8.2 Intermediate Extensions

  • Add confidence scoring based on regex strictness.
  • Add baseline suppression for known safe matches.

8.3 Advanced Extensions

  • Generate SARIF output for code scanning platforms.
  • Integrate with CI to block merges on critical findings.

9. Real-World Connections

9.1 Industry Applications

  • Security auditing before release.
  • Secret scanning in CI/CD pipelines.
  • Compliance checks for regulated industries.
  • gitleaks: secret scanning engine.
  • semgrep: pattern-based code scanning.

9.3 Interview Relevance

  • Safe recursive scanning.
  • Security rule design.
  • False positive management.

10. Resources

10.1 Essential Reading

  • The Linux Command Line (Shotts), Chapters 17 and 19
  • Black Hat Bash (Aleks/Farhi), Chapter 10

10.2 Video Resources

  • “Building a Simple Secret Scanner” (YouTube)
  • “Regex for Security” (conference talk)

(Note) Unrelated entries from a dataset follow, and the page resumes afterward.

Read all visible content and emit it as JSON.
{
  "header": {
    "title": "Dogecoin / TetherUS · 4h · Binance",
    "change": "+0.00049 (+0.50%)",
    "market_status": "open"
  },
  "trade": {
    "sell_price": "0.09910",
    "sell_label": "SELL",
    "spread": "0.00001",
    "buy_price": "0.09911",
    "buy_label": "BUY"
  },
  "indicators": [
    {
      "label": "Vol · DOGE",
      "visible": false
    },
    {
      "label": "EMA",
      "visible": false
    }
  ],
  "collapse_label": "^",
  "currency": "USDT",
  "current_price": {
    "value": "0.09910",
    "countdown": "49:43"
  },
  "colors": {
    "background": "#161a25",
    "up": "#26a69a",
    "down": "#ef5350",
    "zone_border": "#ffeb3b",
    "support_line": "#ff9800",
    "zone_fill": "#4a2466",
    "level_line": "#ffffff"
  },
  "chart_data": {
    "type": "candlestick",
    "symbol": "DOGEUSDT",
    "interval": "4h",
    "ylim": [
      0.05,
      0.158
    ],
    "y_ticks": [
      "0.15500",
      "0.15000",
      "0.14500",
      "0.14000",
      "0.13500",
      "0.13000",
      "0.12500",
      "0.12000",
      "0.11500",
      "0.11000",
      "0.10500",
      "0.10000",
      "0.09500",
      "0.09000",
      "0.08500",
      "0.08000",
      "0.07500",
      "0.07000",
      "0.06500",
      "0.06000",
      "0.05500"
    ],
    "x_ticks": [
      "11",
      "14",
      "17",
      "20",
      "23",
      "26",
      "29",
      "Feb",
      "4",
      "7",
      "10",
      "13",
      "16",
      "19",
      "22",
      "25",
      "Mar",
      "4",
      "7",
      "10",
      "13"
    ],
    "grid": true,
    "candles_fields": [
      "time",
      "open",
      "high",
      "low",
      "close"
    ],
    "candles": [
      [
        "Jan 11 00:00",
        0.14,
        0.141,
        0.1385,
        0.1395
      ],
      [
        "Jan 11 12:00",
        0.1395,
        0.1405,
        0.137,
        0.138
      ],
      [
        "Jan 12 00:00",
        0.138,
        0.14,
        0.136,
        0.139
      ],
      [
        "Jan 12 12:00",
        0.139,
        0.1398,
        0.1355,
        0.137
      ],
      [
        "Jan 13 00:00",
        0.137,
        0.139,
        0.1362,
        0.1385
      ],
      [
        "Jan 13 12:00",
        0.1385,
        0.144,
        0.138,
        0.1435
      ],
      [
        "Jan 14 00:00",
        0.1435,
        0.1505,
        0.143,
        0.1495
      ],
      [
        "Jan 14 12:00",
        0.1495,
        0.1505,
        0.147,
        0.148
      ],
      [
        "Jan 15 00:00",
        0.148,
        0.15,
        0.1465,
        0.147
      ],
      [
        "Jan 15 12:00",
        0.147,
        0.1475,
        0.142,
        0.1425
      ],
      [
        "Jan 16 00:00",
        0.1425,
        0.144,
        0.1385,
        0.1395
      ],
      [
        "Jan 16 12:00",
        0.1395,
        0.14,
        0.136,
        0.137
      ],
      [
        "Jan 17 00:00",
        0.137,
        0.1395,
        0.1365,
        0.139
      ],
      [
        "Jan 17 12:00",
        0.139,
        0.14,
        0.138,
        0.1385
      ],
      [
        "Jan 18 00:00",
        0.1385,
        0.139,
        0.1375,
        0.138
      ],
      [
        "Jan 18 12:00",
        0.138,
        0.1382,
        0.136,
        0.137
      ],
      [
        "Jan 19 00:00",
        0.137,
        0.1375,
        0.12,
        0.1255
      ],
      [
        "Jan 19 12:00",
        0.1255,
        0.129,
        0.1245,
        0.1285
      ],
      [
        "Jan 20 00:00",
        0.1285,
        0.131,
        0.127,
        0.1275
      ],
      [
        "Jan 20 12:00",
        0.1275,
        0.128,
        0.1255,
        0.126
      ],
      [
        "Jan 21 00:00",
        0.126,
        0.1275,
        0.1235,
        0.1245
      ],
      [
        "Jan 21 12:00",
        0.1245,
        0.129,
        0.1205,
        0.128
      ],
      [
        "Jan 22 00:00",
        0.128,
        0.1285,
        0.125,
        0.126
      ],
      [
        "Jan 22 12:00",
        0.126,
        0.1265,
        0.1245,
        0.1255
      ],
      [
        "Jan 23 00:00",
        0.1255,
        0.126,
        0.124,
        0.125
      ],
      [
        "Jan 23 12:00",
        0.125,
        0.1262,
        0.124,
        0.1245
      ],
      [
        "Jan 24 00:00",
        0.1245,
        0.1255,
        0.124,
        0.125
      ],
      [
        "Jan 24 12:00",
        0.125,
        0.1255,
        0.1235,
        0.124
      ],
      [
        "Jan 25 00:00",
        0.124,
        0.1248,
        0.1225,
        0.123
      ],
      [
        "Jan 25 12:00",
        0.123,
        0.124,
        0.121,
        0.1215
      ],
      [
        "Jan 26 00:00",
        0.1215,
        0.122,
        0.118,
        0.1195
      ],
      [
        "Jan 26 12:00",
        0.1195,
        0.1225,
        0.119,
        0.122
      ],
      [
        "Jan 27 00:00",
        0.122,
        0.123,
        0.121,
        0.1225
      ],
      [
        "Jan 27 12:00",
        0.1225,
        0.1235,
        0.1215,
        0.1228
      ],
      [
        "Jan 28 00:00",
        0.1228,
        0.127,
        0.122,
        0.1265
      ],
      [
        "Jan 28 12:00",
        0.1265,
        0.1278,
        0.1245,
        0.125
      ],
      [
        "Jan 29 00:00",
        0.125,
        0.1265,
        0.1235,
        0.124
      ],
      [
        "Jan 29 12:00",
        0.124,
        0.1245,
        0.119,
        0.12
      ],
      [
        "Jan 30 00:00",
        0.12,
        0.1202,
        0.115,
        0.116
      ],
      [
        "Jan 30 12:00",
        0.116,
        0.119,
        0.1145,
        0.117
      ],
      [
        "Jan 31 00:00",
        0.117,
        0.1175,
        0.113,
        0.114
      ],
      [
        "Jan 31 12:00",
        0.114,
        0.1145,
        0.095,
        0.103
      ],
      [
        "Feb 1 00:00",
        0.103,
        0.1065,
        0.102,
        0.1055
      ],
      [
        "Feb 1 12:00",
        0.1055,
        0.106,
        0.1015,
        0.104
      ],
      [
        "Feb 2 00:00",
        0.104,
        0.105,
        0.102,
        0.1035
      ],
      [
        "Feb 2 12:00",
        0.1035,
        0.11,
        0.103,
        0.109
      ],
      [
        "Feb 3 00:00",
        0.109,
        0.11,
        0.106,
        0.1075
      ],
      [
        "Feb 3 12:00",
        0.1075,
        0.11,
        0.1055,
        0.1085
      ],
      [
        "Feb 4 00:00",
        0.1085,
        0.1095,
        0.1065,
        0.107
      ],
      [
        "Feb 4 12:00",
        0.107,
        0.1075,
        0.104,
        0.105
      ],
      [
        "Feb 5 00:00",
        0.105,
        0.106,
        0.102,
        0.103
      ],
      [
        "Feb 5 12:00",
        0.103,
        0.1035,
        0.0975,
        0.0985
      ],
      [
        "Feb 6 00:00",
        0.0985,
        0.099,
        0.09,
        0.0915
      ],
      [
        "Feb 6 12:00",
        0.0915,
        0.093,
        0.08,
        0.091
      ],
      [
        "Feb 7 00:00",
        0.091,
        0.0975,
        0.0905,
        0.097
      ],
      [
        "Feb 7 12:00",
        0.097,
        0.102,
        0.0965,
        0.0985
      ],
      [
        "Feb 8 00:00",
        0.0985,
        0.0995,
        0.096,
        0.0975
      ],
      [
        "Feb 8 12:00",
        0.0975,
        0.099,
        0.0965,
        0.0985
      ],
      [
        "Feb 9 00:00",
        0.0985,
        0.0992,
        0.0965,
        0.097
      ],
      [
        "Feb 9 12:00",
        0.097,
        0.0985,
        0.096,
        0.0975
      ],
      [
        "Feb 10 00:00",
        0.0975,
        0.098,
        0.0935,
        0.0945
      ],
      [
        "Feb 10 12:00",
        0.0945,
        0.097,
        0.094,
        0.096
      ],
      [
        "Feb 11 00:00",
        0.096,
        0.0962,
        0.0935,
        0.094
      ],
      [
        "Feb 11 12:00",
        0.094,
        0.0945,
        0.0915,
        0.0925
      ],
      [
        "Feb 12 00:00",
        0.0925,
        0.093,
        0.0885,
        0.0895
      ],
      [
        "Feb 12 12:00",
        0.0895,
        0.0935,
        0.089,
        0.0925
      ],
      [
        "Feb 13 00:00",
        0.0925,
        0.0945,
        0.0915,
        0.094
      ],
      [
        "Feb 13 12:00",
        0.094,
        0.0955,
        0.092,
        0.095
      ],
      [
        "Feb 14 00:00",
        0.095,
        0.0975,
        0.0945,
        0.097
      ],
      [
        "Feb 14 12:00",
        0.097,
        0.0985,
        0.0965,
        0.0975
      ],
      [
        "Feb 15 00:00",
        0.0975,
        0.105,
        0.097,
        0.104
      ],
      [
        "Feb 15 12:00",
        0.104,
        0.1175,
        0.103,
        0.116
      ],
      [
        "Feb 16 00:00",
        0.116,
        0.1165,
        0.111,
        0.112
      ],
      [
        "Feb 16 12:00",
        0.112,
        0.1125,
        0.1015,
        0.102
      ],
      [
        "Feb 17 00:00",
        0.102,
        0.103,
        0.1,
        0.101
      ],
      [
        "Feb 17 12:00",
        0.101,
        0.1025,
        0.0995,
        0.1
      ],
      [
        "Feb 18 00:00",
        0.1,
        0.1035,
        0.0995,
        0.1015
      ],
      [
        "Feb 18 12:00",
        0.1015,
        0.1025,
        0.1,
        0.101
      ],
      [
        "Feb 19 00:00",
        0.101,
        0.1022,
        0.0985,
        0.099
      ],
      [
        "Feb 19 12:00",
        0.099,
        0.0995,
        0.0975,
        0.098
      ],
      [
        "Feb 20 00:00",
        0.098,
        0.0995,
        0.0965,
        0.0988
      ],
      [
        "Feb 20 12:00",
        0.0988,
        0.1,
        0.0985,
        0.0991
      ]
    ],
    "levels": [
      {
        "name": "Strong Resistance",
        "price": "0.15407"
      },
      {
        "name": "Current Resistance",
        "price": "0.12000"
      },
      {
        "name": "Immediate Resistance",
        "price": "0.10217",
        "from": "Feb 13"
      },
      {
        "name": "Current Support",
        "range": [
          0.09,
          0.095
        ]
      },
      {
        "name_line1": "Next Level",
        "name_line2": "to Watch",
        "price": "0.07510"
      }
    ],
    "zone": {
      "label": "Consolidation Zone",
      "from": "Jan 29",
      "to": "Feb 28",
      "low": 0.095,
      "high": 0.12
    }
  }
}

10.3 Tools & Documentation

  • man find
  • man grep

11. Self-Assessment Checklist

11.1 Understanding

  • I can explain why pruning is required.
  • I can describe a severity system.
  • I understand false positives vs false negatives.

11.2 Implementation

  • Report includes severity, file, line, and rule.
  • Vendor directories are excluded.
  • Output is deterministic.

11.3 Growth

  • I can improve a rule after reviewing results.
  • I documented audit assumptions.
  • I can explain this project in an interview.

12. Submission / Completion Criteria

Minimum Viable Completion:

  • Scan selected files and produce a report with severity.
  • Exclude vendor and build directories.

Full Completion:

  • Deterministic ordering and stable results.
  • Ruleset is documented and editable.

Excellence (Going Above & Beyond):

  • SARIF output and CI integration.
  • Baseline suppression for known safe findings.